Work
Work
(2025 - Ongoing, MICA BFA Thesis Project)
Living in Miami is a lot like the end stages of hypothermia.
The final stages of the condition, where the body tricks itself into feeling warmth and comfort, only to then quietly kill you, is the best way I can describe the contemporary living conditions in Miami. Due to economic inequality, housing shortages, and environmental destruction, Miami– Florida’s second most populated city– has transformed from a place where families like mine could float along, lazy river style, into one where everyone but the ultra rich and wealthy tread water to keep their head above, desperate to avoid eventual drowning. From Swampland to projected Atlantis, I’ve watched my hometown shift into something unrecognizable. A city I love, the city that raised me, might soon be too expensive for me to imagine building roots similar to the mangroves that illustrated my childhood.
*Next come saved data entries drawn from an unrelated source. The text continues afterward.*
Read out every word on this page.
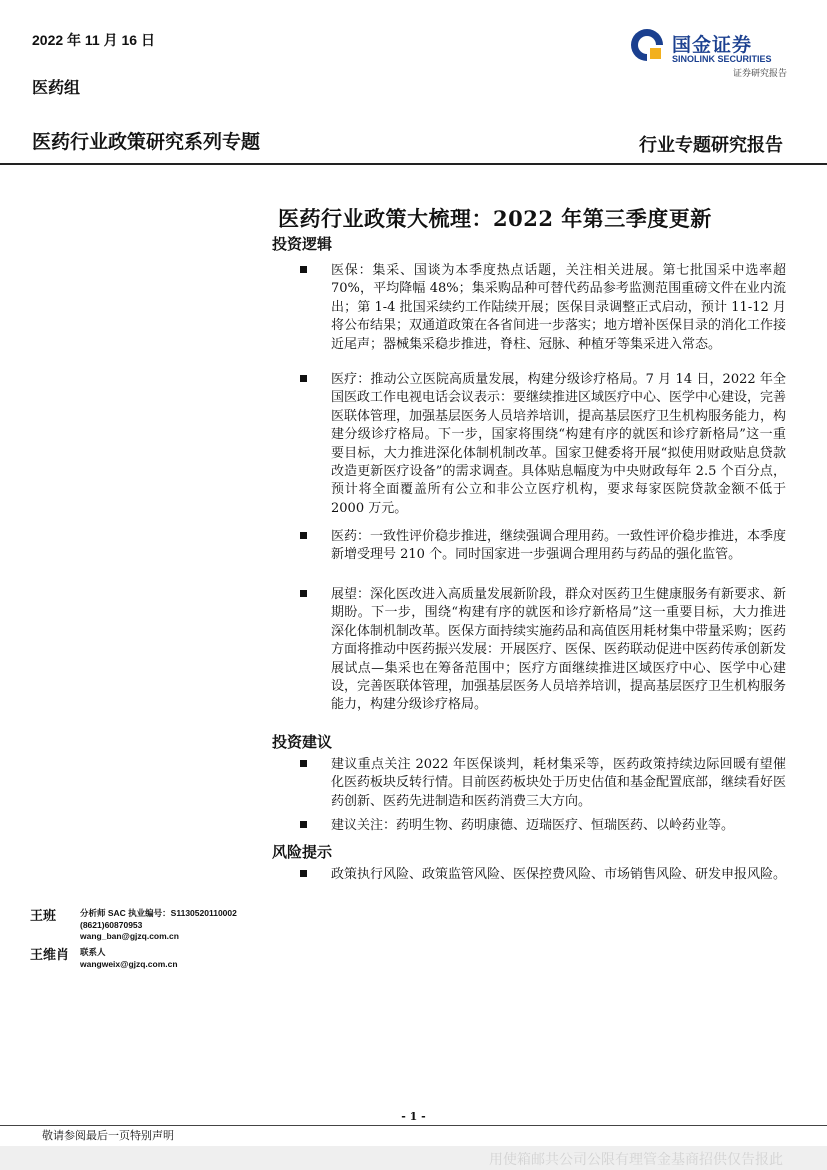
2022 年 11 月 16 日
医药组
国金证券
SINOLINK SECURITIES
证券研究报告
医药行业政策研究系列专题	行业专题研究报告
医药行业政策大梳理：2022 年第三季度更新
投资逻辑
医保：集采、国谈为本季度热点话题，关注相关进展。第七批国采中选率超 70%，平均降幅 48%；集采购品种可替代药品参考监测范围重磅文件在业内流出；第 1-4 批国采续约工作陆续开展；医保目录调整正式启动，预计 11-12 月将公布结果；双通道政策在各省间进一步落实；地方增补医保目录的消化工作接近尾声；器械集采稳步推进，脊柱、冠脉、种植牙等集采进入常态。
医疗：推动公立医院高质量发展，构建分级诊疗格局。7 月 14 日，2022 年全国医政工作电视电话会议表示：要继续推进区域医疗中心、医学中心建设，完善医联体管理，加强基层医务人员培养培训，提高基层医疗卫生机构服务能力，构建分级诊疗格局。下一步，国家将围绕“构建有序的就医和诊疗新格局”这一重要目标，大力推进深化体制机制改革。国家卫健委将开展“拟使用财政贴息贷款改造更新医疗设备”的需求调查。具体贴息幅度为中央财政每年 2.5 个百分点，预计将全面覆盖所有公立和非公立医疗机构，要求每家医院贷款金额不低于 2000 万元。
医药：一致性评价稳步推进，继续强调合理用药。一致性评价稳步推进，本季度新增受理号 210 个。同时国家进一步强调合理用药与药品的强化监管。
展望：深化医改进入高质量发展新阶段，群众对医药卫生健康服务有新要求、新期盼。下一步，围绕“构建有序的就医和诊疗新格局”这一重要目标，大力推进深化体制机制改革。医保方面持续实施药品和高值医用耗材集中带量采购；医药方面将推动中医药振兴发展：开展医疗、医保、医药联动促进中医药传承创新发展试点—集采也在筹备范围中；医疗方面继续推进区域医疗中心、医学中心建设，完善医联体管理，加强基层医务人员培养培训，提高基层医疗卫生机构服务能力，构建分级诊疗格局。
投资建议
建议重点关注 2022 年医保谈判，耗材集采等，医药政策持续边际回暖有望催化医药板块反转行情。目前医药板块处于历史估值和基金配置底部，继续看好医药创新、医药先进制造和医药消费三大方向。
建议关注：药明生物、药明康德、迈瑞医疗、恒瑞医药、以岭药业等。
风险提示
政策执行风险、政策监管风险、医保控费风险、市场销售风险、研发申报风险。
王班	分析师 SAC 执业编号：S1130520110002
(8621)60870953
wang_ban@gjzq.com.cn
王维肖 联系人
wangweix@gjzq.com.cn
- 1 -
敬请参阅最后一页特别声明
用使箱邮共公司公限有理管金基商招供仅告报此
In Hyperthermia, I document the absurd, ridiculous, and real experiences of growing up in Dade County, celebrate the 305 proudly, and preserve the memories of a Miami that existed before transplants, Northern Snowbirds, and the flood of the concrete jungle. Despite the stereotypes– the shady city for even shadier people, vacation central, vice city, a playground for bottles,beaches, bikinis, and BBLs– this is my home, and it always will be.